NOW IS THE TIME OF MONSTERS

BUT THEN IT HAS BEEN FOR A WHILE / i tell you stories in the dark when it’s too hot to sleep / of lead in water and bullets and the mythical pencils the soviets used in space / aren’t you scared of leaving your windows open? i’m not. anything they do to me i will have deserved / oyster mushrooms spring from our rotting guts / the endless mould the sagging frames the saltwater tunnels the teeth you see when you finally pass out and wake up in the jaws of empire / NOW UNTIL IT ENDS / sunblock clots under my nails / i show up when my body lets me and your carcass isn’t hanging around my neck / you never do / UNTIL IT ENDS / how long until our fingernails fracture? until our fingerprints are scoured into lymph and loam? / STAND AT THE PRECIPICE / you throw your arm over me and i throw the rest of me into you / body bags infinitely nested / FALLING / like cancelled buses and the local facebook groups that rubberneck at crime / UNTIL IT ENDS

I do believe that Palestine will be free in my lifetime.
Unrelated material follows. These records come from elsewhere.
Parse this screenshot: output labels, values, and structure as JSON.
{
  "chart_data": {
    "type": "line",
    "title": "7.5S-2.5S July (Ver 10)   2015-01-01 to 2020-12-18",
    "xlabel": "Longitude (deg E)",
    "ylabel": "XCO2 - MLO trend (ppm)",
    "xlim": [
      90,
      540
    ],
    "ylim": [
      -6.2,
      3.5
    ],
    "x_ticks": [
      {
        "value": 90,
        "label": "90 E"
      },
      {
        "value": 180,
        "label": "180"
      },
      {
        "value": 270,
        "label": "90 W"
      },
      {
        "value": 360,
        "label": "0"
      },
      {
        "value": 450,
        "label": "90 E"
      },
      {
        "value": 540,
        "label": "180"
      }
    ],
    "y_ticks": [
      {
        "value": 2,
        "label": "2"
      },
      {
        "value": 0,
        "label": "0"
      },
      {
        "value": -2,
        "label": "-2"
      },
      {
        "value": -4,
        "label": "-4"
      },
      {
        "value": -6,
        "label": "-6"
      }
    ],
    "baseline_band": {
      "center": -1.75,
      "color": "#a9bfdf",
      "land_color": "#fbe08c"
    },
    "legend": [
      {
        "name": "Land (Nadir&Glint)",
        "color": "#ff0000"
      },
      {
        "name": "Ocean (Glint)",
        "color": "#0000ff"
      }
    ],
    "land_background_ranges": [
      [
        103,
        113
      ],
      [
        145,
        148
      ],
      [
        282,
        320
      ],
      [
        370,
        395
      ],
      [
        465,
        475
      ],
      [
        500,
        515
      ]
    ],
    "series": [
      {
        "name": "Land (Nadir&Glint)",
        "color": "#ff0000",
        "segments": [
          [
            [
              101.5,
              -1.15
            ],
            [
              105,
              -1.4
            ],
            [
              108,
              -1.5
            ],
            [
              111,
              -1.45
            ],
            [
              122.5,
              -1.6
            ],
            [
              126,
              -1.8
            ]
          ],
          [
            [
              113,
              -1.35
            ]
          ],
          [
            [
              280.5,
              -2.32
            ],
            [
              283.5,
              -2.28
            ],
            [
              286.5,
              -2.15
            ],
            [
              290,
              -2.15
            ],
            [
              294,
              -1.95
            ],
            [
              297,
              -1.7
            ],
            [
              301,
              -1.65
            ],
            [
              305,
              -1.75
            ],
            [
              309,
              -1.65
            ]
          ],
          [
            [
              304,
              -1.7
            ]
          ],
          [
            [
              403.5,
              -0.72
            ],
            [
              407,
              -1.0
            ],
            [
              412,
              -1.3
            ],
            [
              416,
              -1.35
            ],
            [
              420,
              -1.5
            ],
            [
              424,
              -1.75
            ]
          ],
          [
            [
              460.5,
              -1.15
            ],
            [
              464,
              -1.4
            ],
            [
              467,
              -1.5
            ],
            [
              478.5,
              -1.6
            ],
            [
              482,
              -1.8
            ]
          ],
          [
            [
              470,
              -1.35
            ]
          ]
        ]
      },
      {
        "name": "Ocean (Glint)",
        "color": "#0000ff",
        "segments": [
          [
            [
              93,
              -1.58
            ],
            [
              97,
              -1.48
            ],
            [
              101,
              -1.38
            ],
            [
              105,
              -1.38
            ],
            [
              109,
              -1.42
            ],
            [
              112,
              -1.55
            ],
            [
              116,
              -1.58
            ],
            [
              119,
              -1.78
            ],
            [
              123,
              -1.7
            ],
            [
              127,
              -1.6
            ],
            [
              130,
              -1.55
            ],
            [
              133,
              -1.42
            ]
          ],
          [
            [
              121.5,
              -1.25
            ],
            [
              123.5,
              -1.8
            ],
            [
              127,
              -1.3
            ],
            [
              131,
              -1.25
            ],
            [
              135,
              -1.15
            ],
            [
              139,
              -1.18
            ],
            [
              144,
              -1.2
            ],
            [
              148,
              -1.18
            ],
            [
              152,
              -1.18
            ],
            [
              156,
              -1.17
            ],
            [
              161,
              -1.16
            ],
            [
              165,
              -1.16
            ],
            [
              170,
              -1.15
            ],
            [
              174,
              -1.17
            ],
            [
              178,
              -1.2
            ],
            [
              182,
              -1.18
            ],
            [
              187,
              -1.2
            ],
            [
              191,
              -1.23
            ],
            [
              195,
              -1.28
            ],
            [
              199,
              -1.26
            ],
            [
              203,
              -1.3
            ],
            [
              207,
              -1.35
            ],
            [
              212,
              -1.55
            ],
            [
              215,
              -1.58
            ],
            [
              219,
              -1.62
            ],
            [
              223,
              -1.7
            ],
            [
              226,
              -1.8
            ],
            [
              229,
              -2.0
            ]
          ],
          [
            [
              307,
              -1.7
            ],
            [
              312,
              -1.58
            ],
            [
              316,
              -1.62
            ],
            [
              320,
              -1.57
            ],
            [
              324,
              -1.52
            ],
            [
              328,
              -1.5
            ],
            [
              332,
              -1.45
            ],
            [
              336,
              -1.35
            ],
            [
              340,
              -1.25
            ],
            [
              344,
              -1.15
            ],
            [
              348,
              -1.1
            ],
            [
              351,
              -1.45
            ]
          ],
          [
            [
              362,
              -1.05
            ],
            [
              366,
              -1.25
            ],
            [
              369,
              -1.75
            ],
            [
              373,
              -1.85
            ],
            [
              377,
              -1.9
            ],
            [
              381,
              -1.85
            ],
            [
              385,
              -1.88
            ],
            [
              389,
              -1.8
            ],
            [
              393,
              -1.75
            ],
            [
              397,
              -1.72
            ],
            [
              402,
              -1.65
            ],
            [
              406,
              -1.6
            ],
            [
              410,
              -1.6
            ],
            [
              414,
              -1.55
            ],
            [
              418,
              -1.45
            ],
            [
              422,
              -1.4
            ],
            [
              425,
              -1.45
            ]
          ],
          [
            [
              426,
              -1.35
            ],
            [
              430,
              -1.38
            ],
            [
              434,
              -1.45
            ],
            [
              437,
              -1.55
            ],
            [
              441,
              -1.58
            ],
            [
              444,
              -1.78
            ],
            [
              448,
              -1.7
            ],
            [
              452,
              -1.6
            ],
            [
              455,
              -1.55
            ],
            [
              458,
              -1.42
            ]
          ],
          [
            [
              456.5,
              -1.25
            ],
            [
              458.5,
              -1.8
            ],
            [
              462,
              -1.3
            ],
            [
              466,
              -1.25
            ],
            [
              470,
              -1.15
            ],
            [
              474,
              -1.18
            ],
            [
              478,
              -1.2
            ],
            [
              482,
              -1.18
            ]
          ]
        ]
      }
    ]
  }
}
What we’re seeing is liberal democracies — New Zealand, the US, the Commonwealth more generally — increasingly showing their true faces as governments who only pay lip service to the illusory concept of international law when it allows them to justify interventions to protect capital. But the mask is off, and people will remember that. If we do not succumb to despair, these mouldering, near-extinct states will fall before we do.

None of us are free until all of us are free. This informs my work as a prison abolitionist, and it informs my fundamental, unshakeable conviction and hope for our future.

I’ll see you there! And I’ll see you here, next month, and the month after, until it ends.